Overall I just can't compete with all the smells, sounds, people, dogs and tasty garbage out there and she'll be pulling 90% of the time in one direction or another. I don't want to ignore and encourage this behaviour but I also need her to get to the park happily.


----------



## einspänner (Sep 8, 2012)

You're right that a lot of leash training isn't really conducive to actually getting anywhere. It involves a lot of stopping and waiting, changing directions, etc. At her age though, I would allow that training time to be training time, and not a means to getting to the park. I know she benefits from the time running around now, but she doesn't NEED it in the same way she will when she's older and stronger and by then she'll be able to pull you even more. So my advice is to do the training now, rather than dragging it out and making it harder on yourself. That said, this is just laying the groundworks, so don't expect perfection. If you're not concerned with getting somewhere, you'll be less frustrated when she pulls and you can be a more present trainer. 

I'd work on it indoors too. With less distractions she'll more easily focus on you and then you can transfer that to more distracting environments. 

That doesn't really answer your question though...What method(s) are you currently using? I guess I would walk to the park as normal, but right before getting there I'd spend 5-10 minutes actively training. Then going to the park and running off lead becomes the reward. You can increase the time spent training as she gets older. Make sense?


----------



## sillybluecreature (Oct 6, 2013)

Totally makes sense. Thanks for the input, it's well appreciated. I'm trying to divide up the walk from heeling practice to sits/down and then switching to a short (couple meter) jog now until we get to park where she gets to run on a long leash. I've read a couple posts and I'm working on the method where when she pulls, I let go of a loop in the leash and immediately walk in the opposite direction (works great after a couple reminders). I give her a tiny treat if we get 5m without pulling. She's doing much better now (until someone walks by, or a dog walks by). I'll keep at it and only go out when I have a ton of time to spare.


----------



## nigelpen (Apr 27, 2014)

Hi There, my boy Tyler is about 13 weeks and so i feel your pain! 

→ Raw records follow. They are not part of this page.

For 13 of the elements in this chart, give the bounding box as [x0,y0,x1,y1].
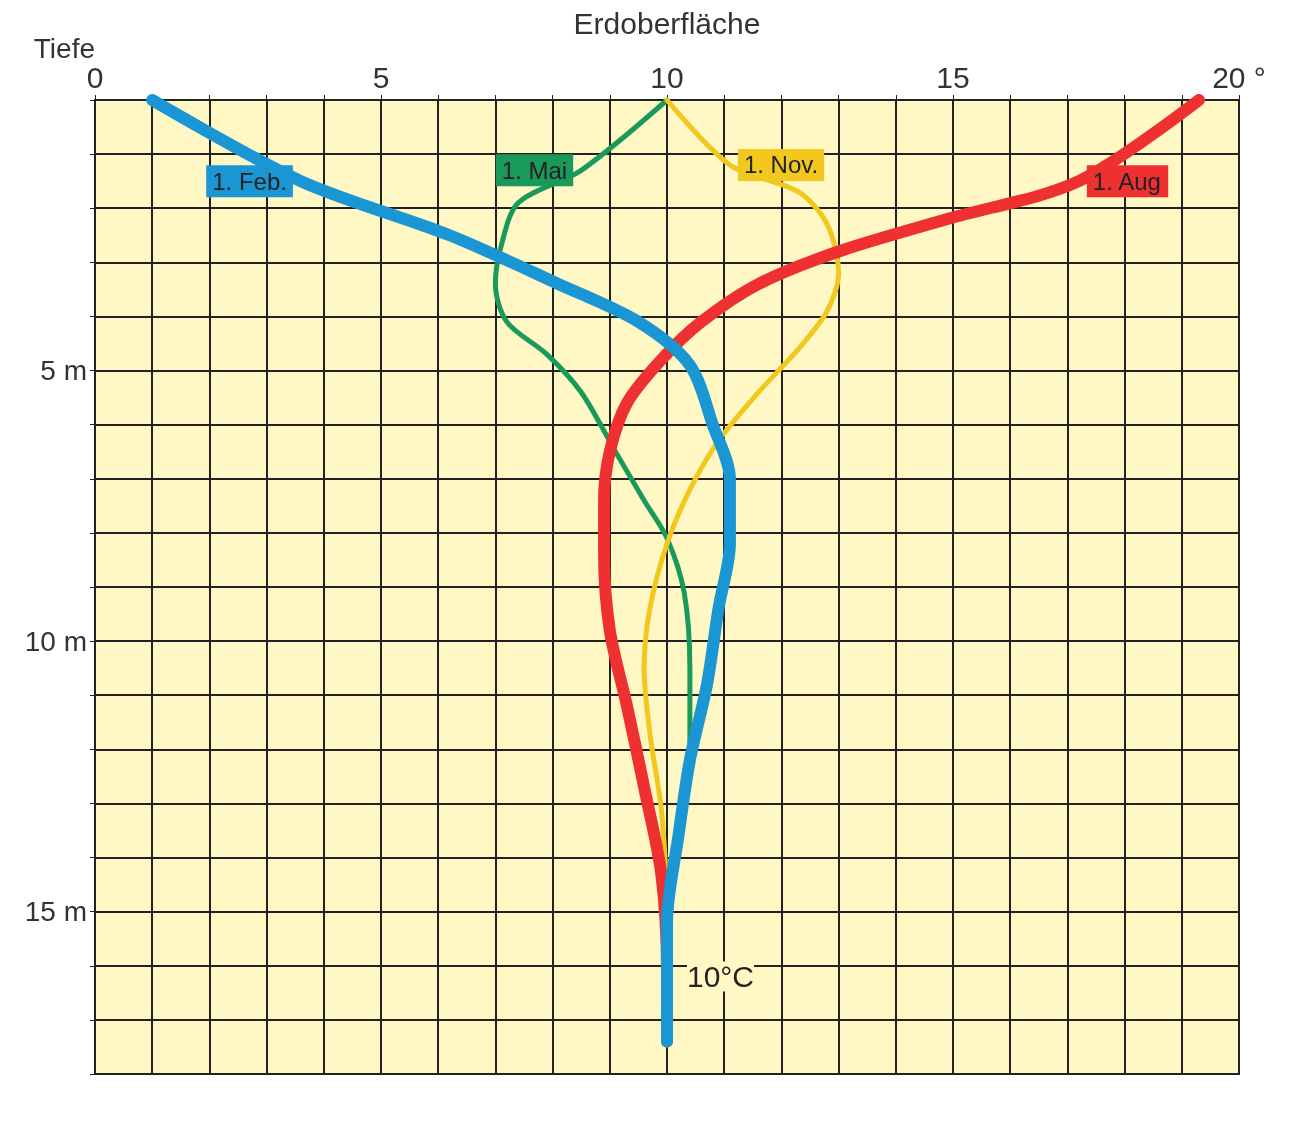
y-tick-label: 5 m [40,355,87,387]
annotation: 10°C [687,960,755,994]
series-label: 1. Aug [1092,167,1161,195]
y-tick-label: 15 m [24,896,87,928]
series-label: 1. Mai [501,156,568,184]
x-tick-label: 15 [936,60,970,94]
series-label: 1. Nov. [743,151,819,179]
y-tick-label: 10 m [24,625,87,657]
x-tick-label: 20 ° [1212,60,1266,94]
x-axis-title: Erdoberfläche [573,6,761,40]
x-tick-label: 10 [650,60,684,94]
x-tick-label: 5 [372,60,390,94]
series-label: 1. Feb. [212,167,287,195]
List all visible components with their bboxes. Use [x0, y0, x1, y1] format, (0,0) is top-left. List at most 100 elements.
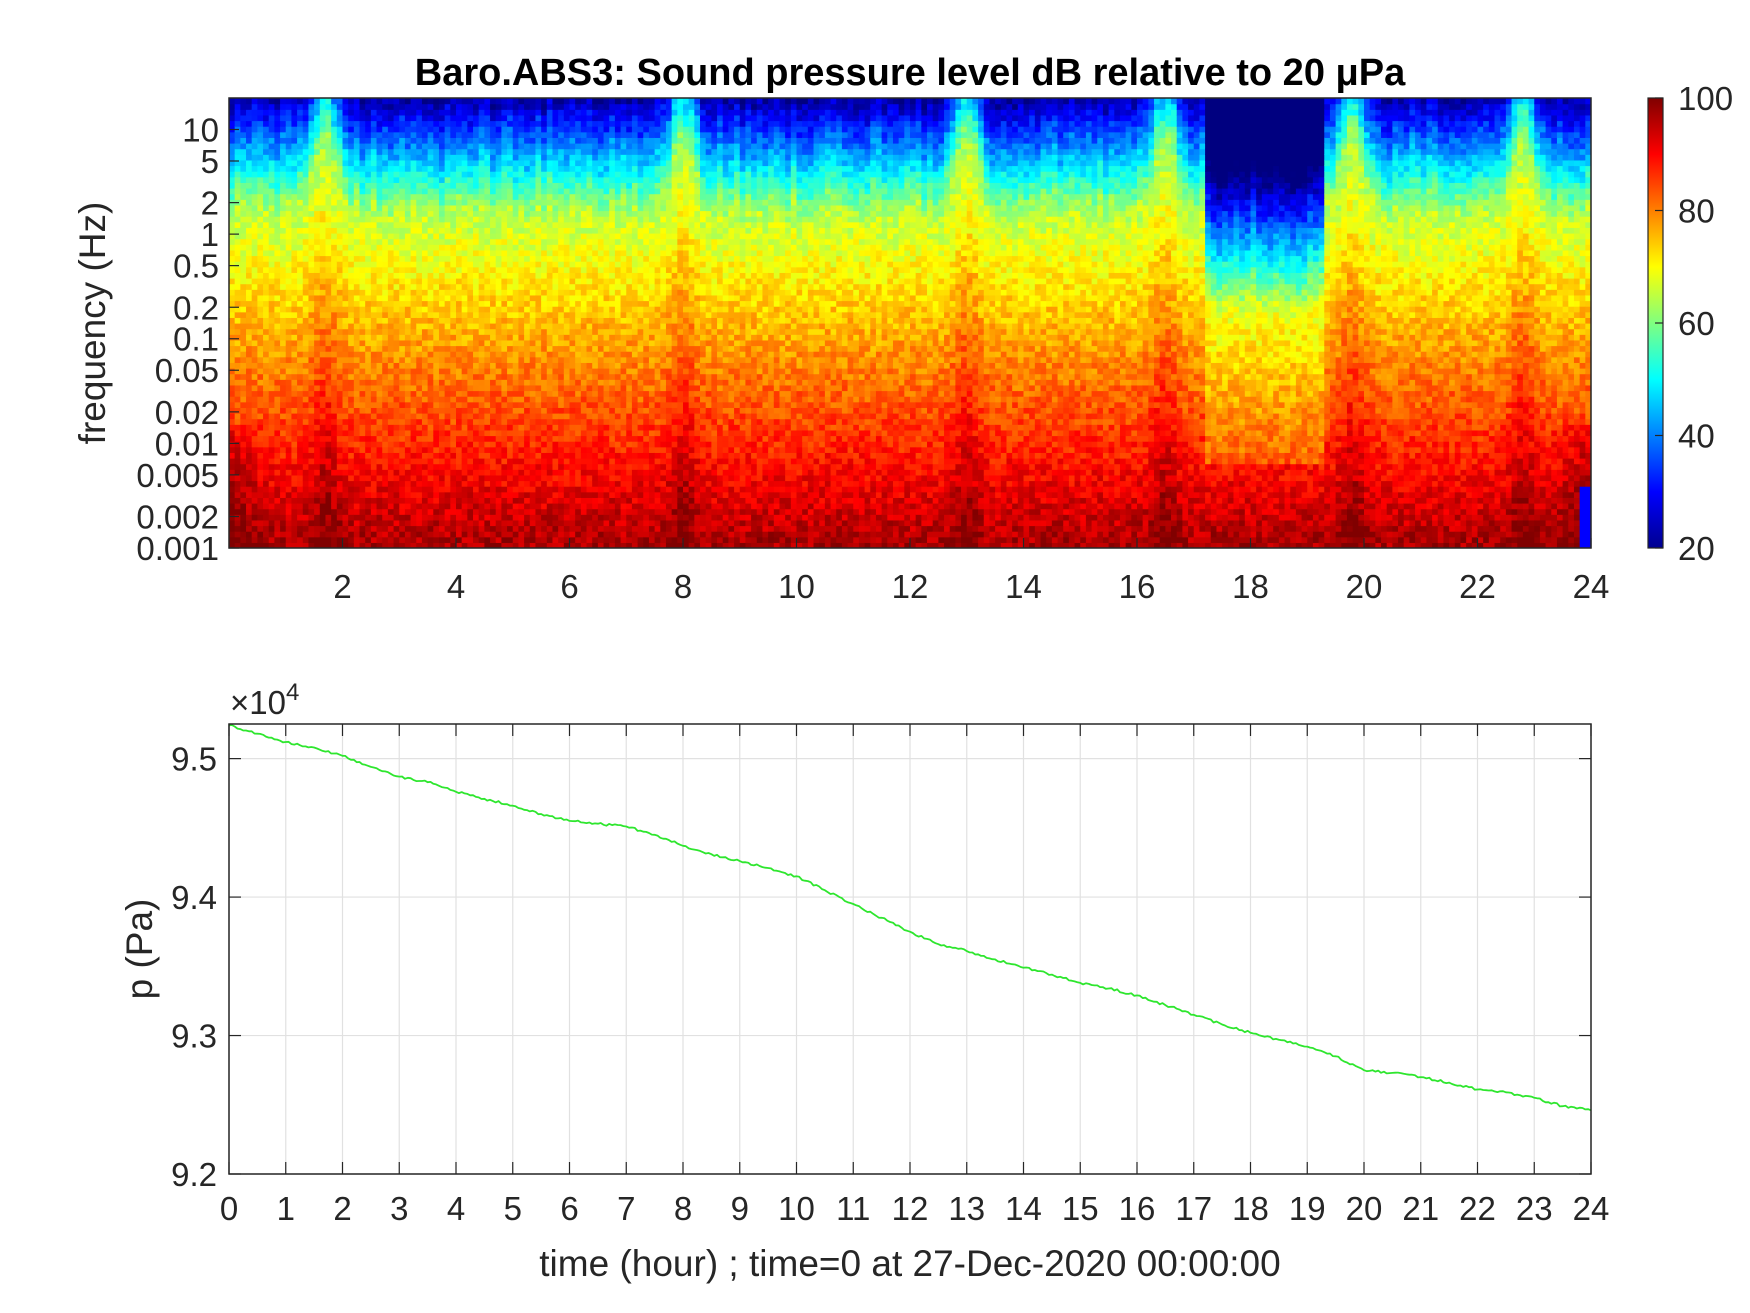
spectrogram-cell	[501, 233, 508, 240]
spectrogram-cell	[535, 458, 542, 465]
spectrogram-cell	[490, 379, 497, 386]
spectrogram-cell	[268, 362, 275, 369]
spectrogram-cell	[342, 508, 349, 515]
spectrogram-cell	[484, 435, 491, 442]
spectrogram-cell	[359, 306, 366, 313]
spectrogram-cell	[291, 418, 298, 425]
spectrogram-cell	[382, 384, 389, 392]
spectrogram-cell	[274, 531, 281, 538]
spectrogram-cell	[365, 227, 372, 234]
spectrogram-cell	[331, 188, 338, 195]
spectrogram-cell	[416, 261, 423, 268]
spectrogram-cell	[314, 221, 321, 228]
spectrogram-cell	[410, 328, 417, 335]
spectrogram-cell	[376, 159, 383, 167]
spectrogram-cell	[507, 109, 514, 116]
spectrogram-cell	[348, 368, 355, 375]
spectrogram-cell	[512, 159, 520, 167]
spectrogram-cell	[240, 418, 247, 425]
spectrogram-cell	[563, 458, 571, 465]
spectrogram-cell	[507, 491, 514, 498]
spectrogram-cell	[535, 345, 542, 352]
spectrogram-cell	[370, 418, 378, 425]
spectrogram-cell	[319, 508, 327, 515]
spectrogram-cell	[416, 143, 423, 150]
spectrogram-cell	[393, 390, 400, 397]
spectrogram-cell	[399, 514, 406, 521]
spectrogram-cell	[410, 351, 417, 358]
spectrogram-cell	[314, 328, 321, 335]
spectrogram-cell	[575, 519, 582, 527]
spectrogram-cell	[495, 463, 502, 470]
spectrogram-cell	[376, 446, 383, 453]
spectrogram-cell	[438, 278, 446, 285]
spectrogram-cell	[473, 103, 480, 110]
spectrogram-cell	[450, 131, 457, 138]
spectrogram-cell	[461, 227, 468, 234]
spectrogram-cell	[563, 289, 571, 296]
spectrogram-cell	[393, 216, 400, 223]
spectrogram-cell	[280, 542, 287, 548]
spectrogram-cell	[438, 396, 446, 403]
spectrogram-cell	[575, 103, 582, 110]
spectrogram-cell	[461, 356, 468, 363]
spectrogram-cell	[444, 458, 451, 465]
spectrogram-cell	[331, 508, 338, 515]
spectrogram-cell	[319, 114, 327, 122]
spectrogram-cell	[280, 435, 287, 442]
spectrogram-cell	[484, 109, 491, 116]
spectrogram-cell	[580, 345, 588, 352]
spectrogram-cell	[518, 345, 525, 352]
spectrogram-cell	[399, 452, 406, 459]
spectrogram-cell	[240, 323, 247, 330]
spectrogram-cell	[291, 278, 298, 285]
spectrogram-cell	[302, 306, 310, 313]
spectrogram-cell	[467, 531, 474, 538]
spectrogram-cell	[393, 323, 400, 330]
spectrogram-cell	[246, 491, 253, 498]
spectrogram-cell	[421, 328, 429, 335]
spectrogram-cell	[331, 109, 338, 116]
spectrogram-cell	[427, 474, 434, 482]
spectrogram-cell	[348, 255, 355, 262]
spectrogram-cell	[512, 109, 520, 116]
spectrogram-cell	[348, 114, 355, 122]
spectrogram-cell	[353, 294, 361, 302]
spectrogram-cell	[495, 328, 502, 335]
spectrogram-cell	[246, 480, 253, 487]
spectrogram-cell	[331, 441, 338, 448]
spectrogram-cell	[552, 306, 559, 313]
spectrogram-cell	[376, 131, 383, 138]
spectrogram-cell	[240, 390, 247, 397]
spectrogram-cell	[314, 227, 321, 234]
spectrogram-cell	[387, 368, 395, 375]
spectrogram-cell	[393, 176, 400, 183]
spectrogram-cell	[240, 525, 247, 532]
spectrogram-cell	[336, 221, 344, 228]
spectrogram-cell	[387, 143, 395, 150]
spectrogram-cell	[416, 480, 423, 487]
spectrogram-cell	[376, 486, 383, 493]
spectrogram-cell	[285, 238, 293, 245]
spectrogram-cell	[535, 272, 542, 279]
spectrogram-cell	[416, 120, 423, 127]
spectrogram-cell	[575, 536, 582, 543]
spectrogram-cell	[234, 148, 241, 155]
spectrogram-cell	[478, 238, 485, 245]
spectrogram-cell	[297, 272, 304, 279]
spectrogram-cell	[467, 283, 474, 290]
spectrogram-cell	[336, 323, 344, 330]
spectrogram-cell	[387, 435, 395, 442]
spectrogram-cell	[563, 379, 571, 386]
spectrogram-cell	[263, 221, 270, 228]
spectrogram-cell	[529, 193, 537, 200]
spectrogram-cell	[263, 233, 270, 240]
spectrogram-cell	[529, 396, 537, 403]
spectrogram-cell	[393, 508, 400, 515]
spectrogram-cell	[421, 368, 429, 375]
spectrogram-cell	[456, 193, 463, 200]
spectrogram-cell	[456, 171, 463, 178]
spectrogram-cell	[348, 503, 355, 510]
spectrogram-cell	[370, 199, 378, 206]
spectrogram-cell	[302, 413, 310, 420]
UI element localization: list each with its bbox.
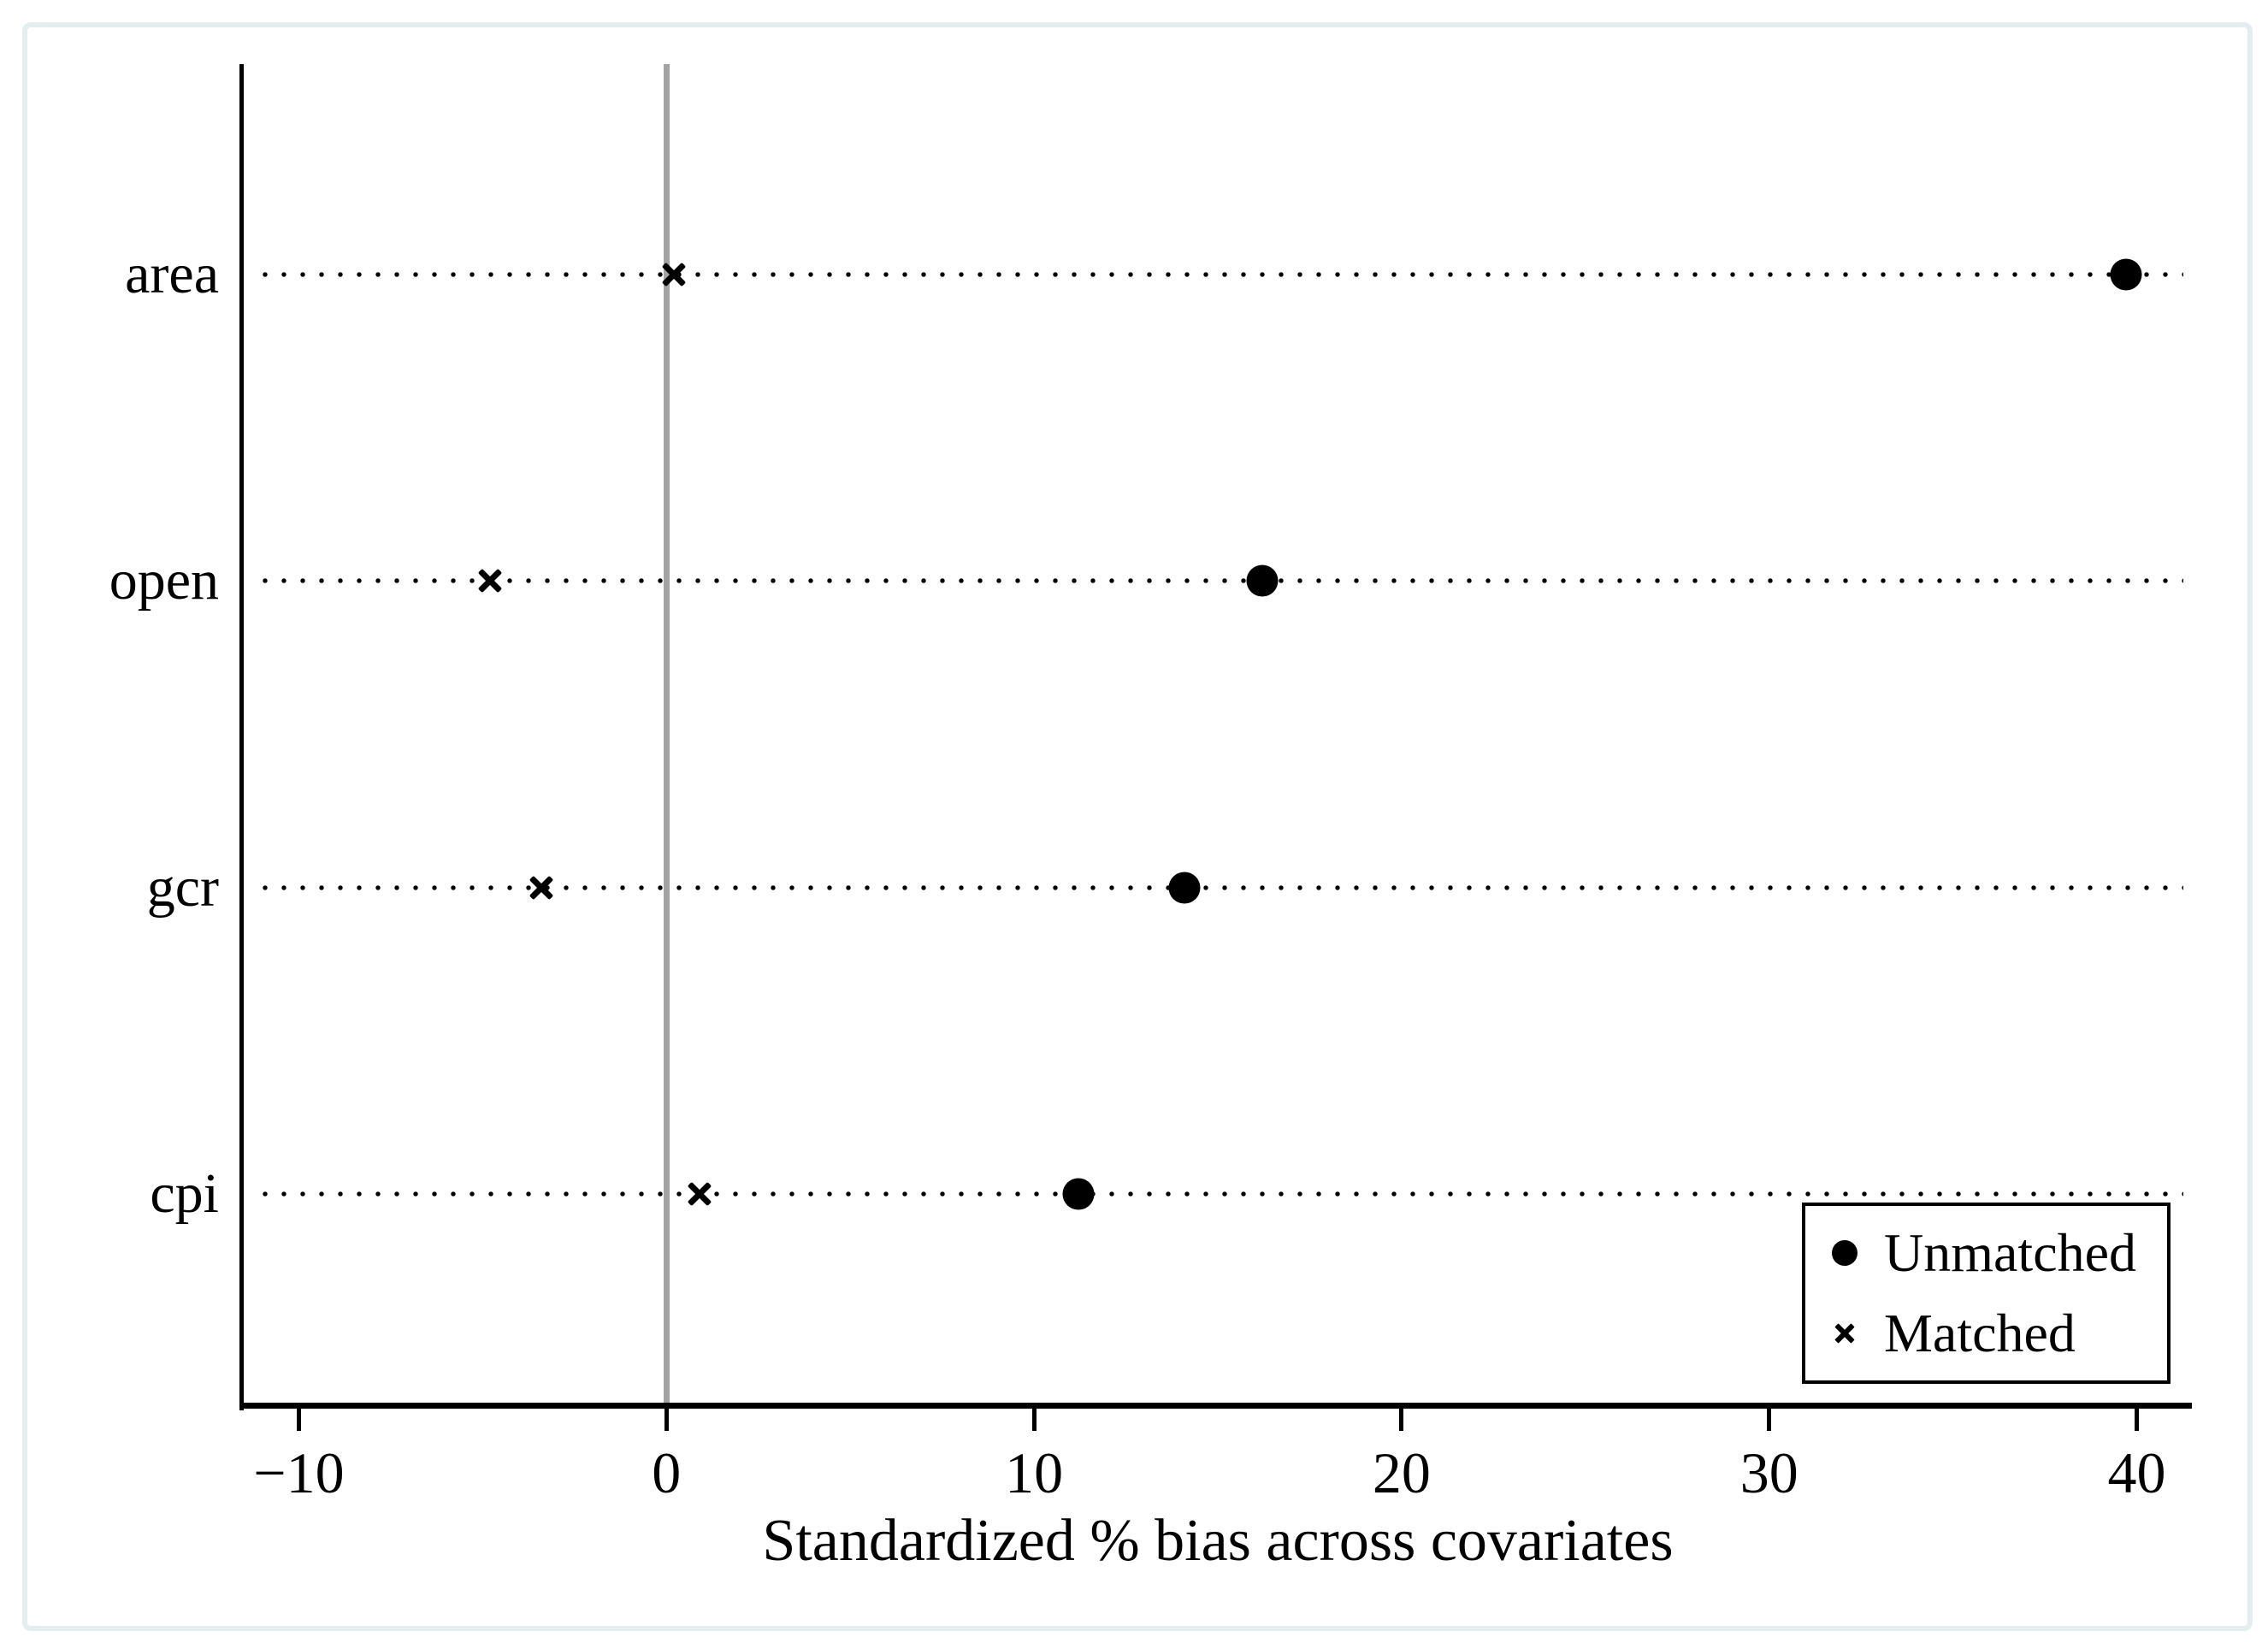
x-tick-10 — [1031, 1409, 1037, 1431]
x-tick-40 — [2135, 1409, 2140, 1431]
marker-unmatched-cpi — [1062, 1178, 1095, 1210]
category-label-open: open — [109, 549, 219, 612]
legend-box: Unmatched Matched — [1802, 1203, 2171, 1384]
zero-reference-line — [663, 64, 670, 1403]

I read some old forum posts and one guy talked about turning around and going in the opposite direction when they pull and i have been doing that. I will say it is slow progress but i think this is a long road (esp with a V). While teaching sit might be done in one or two days teaching a dog to heel is actually quite unnatural for them (so many good smells etc!). I only get frustrated when I am in a hurry so agree that leash training is not ideal when you need to get somewhere and indoor definitely helps. 

I use treats like you have noticed progress comes in fits and starts and some days/patches are better than others. I need to remind myself this is something that will take time. Lets check in with each in a few weeks! 

My main problem is that Tyler walks about a foot to far forward ... any tips on how to fix that would be appreciated (sorry to hijack the thread).


----------



## nigelpen (Apr 27, 2014)

Oh, one more thing. I found that outside i needed super high value treats (tiny bits of salmi and cheese!) to really keep him focused. Inside or in the property I could use almost anything.


----------



## Eddiemoto (May 4, 2013)

I too am in the midst of lead training. I too have some frustrations. I've gone to using a gentle lead which helps, but doesn't solve the problem. 

With Dudley it is all about his attention span. If I can keep it, he will walk along my side looking up at me and do what I call the happy walk. Which is only about 15% of any walk. Any other time it is about the rock, the stick, the pole, etc, etc. 

I've tried the turning direction thing but it takes a 20 minute walk and turns it into an hour. Hopefully this will get better with time.


----------



## texasred (Jan 29, 2012)

Only with time will their attention span grow. When mine were young we practiced in the house, and then the backyard. Then the front yard and kept expanding the places we trained on leash. Each new place meant retraining, as it did not carry over with the new distractions. 
I kept all leash training short, about 5 minutes at first, and then graduated to 10. Mine did not have to stay perfectly at heel, the only object was to not pull like a sled dog. I would break up the leash training with some off leash (still on a check cord) running and playing.
If you keep training short, you stand a better chance of the pup ending on a good note. And it cuts down on the frustration.


----------